For every one of those 1,700 deaths loves, friendships and life long ambitions must have been cut off. All those thousands of men dragged away into exile left behind them distraught families, many of which had now been robbed of all protection or support. Countless parents were mourning the loss of their sons; countless wives and sweethearts weeping for the men who had been torn from them by the brutal agents of the Gestapo, countless children were left fatherless; countless girls and young married women, who had no means of earning their own living, were left at the mercy of any man who would offer them enough money to buy the food they must have to keep the life in their bodies.
In his mind's eve he saw the big blond Storm Troopers breaking into the houses, beating the Jews with their rubber truncheons, frog marching the Czechs through the streets into captivity, pulling the prettier girls from their hiding places in attics and cellars to provide brutal fun in the nearest bedroom while their parents were held prisoner.
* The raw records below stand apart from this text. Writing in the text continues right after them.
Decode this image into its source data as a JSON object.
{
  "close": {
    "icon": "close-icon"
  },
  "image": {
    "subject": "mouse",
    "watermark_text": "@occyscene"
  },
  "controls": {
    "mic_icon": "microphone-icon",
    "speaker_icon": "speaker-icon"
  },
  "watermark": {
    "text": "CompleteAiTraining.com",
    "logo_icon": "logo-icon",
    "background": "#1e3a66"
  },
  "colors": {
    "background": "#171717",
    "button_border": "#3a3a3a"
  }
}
It seemed impossible to believe that the big, blond, cheerful Wentsich, who was entertaining them so hospitably, was capable of committing such atrocities; yet Gregory knew that, had the Ober Lieutenant happened to be drafted to Prague in this emergency, he would have acted in exactly the same way as his colleagues.
Perhaps he and his like were not altogether responsible for their actions, owing to the madness which had swept Germany and bound a great proportion of her younger, more virile men to obey any order which came down to them from the criminal lunatic whom they regarded as God and called the Führer.
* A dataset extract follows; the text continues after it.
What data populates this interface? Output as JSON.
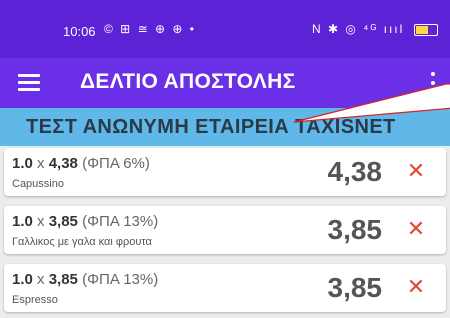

But one thing was certain: even if such men were only partially responsible in the degree of leniency or brutality with which they executed their orders, those orders had been given; and the Monster of Berchtesgaden could not escape
the utter condemnation of the whole civilized world for all this incredible suffering and misery which his insane ambition was causing.
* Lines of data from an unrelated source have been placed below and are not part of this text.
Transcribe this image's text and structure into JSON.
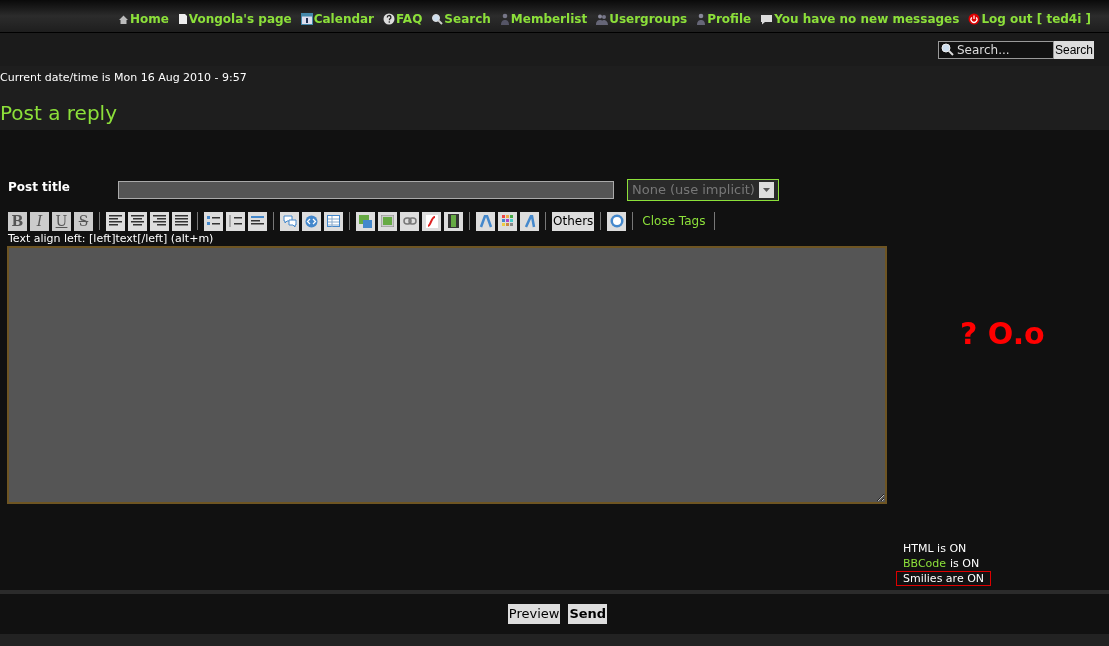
{
  "nav": [
    {
      "kind": "home",
      "label": "Home"
    },
    {
      "kind": "page",
      "label": "Vongola's page"
    },
    {
      "kind": "calendar",
      "label": "Calendar"
    },
    {
      "kind": "faq",
      "label": "FAQ"
    },
    {
      "kind": "search",
      "label": "Search"
    },
    {
      "kind": "members",
      "label": "Memberlist"
    },
    {
      "kind": "groups",
      "label": "Usergroups"
    },
    {
      "kind": "profile",
      "label": "Profile"
    },
    {
      "kind": "messages",
      "label": "You have no new messages"
    },
    {
      "kind": "logout",
      "label": "Log out [ ted4i ]"
    }
  ],
  "search": {
    "placeholder": "Search...",
    "button": "Search"
  },
  "datetime": "Current date/time is Mon 16 Aug 2010 - 9:57",
  "heading": "Post a reply",
  "post_title": {
    "label": "Post title",
    "select": "None (use implicit)"
  },
  "toolbar": {
    "format_buttons": [
      "B",
      "I",
      "U",
      "S"
    ],
    "others": "Others",
    "close_tags": "Close Tags"
  },
  "hint": "Text align left: [left]text[/left] (alt+m)",
  "side_text": "? O.o",
  "status": [
    {
      "text": "HTML is ON",
      "boxed": false
    },
    {
      "link": "BBCode",
      "text": "is ON",
      "boxed": false
    },
    {
      "text": "Smilies are ON",
      "boxed": true
    }
  ],
  "buttons": [
    {
      "label": "Preview",
      "primary": false
    },
    {
      "label": "Send",
      "primary": true
    }
  ]
}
"Eh? What was that you were saying about the Finns?" Gregory suddenly roused himself. "So the trouble has flared up again?"
"Yes; only to day," the Ober Lieutenant nodded. "The Russians accused the Finns of having fired on their troops with artillery, killing an officer and three privates. Molotov has lodged a protest which almost amounts to an ultimatum. He insists that the Finns are threatening Leningrad."
"What nonsense” Gregory laughed. "The Finnish nation consists of only about four million people, whereas the Soviet's population is somewhere near one hundred and ninety millions. It's absolutely absurd to suggest that a little people like the Finns could possibly threaten the Soviet with its colossal armies and air fleets."
"Anyhow, the Russians are insisting that the Finns should withdraw their troops sixteen miles from their frontier."
"But that's impossible l It would mean their surrendering the Mannerheim Line, and how on earth could they be expected to do that? If they once gave up all the forts and gun emplacements south of Lake Ladoga into which they've put every penny they could raise for years they would leave their principal cities in the south of Finland absolutely unprotected. The Russians have such enormous superiority of numbers that they could just walk in and take them any time they chose."
"If you ask me, that's what they mean to do," Wentsich grinned.
They talked on about the war until well after four in the morning, when the door was flung open and a fat, bald headed officer stumped into the room. Wentsich immediately rose and clicked his heels. presenting Gregory as Colonel Claus and the prisoner as Flight Lieutenant Rogers.
The bald man was a major of Storm Troopers and rapped out his name, Putzleiger, in reply. He seemed to be in a particularly ill temper perhaps from having had to get up so early in the morning and, since the S.S. and the Reichswehr were always more or less at loggerheads, his temper was not improved by finding an Army Colonel in his Mess.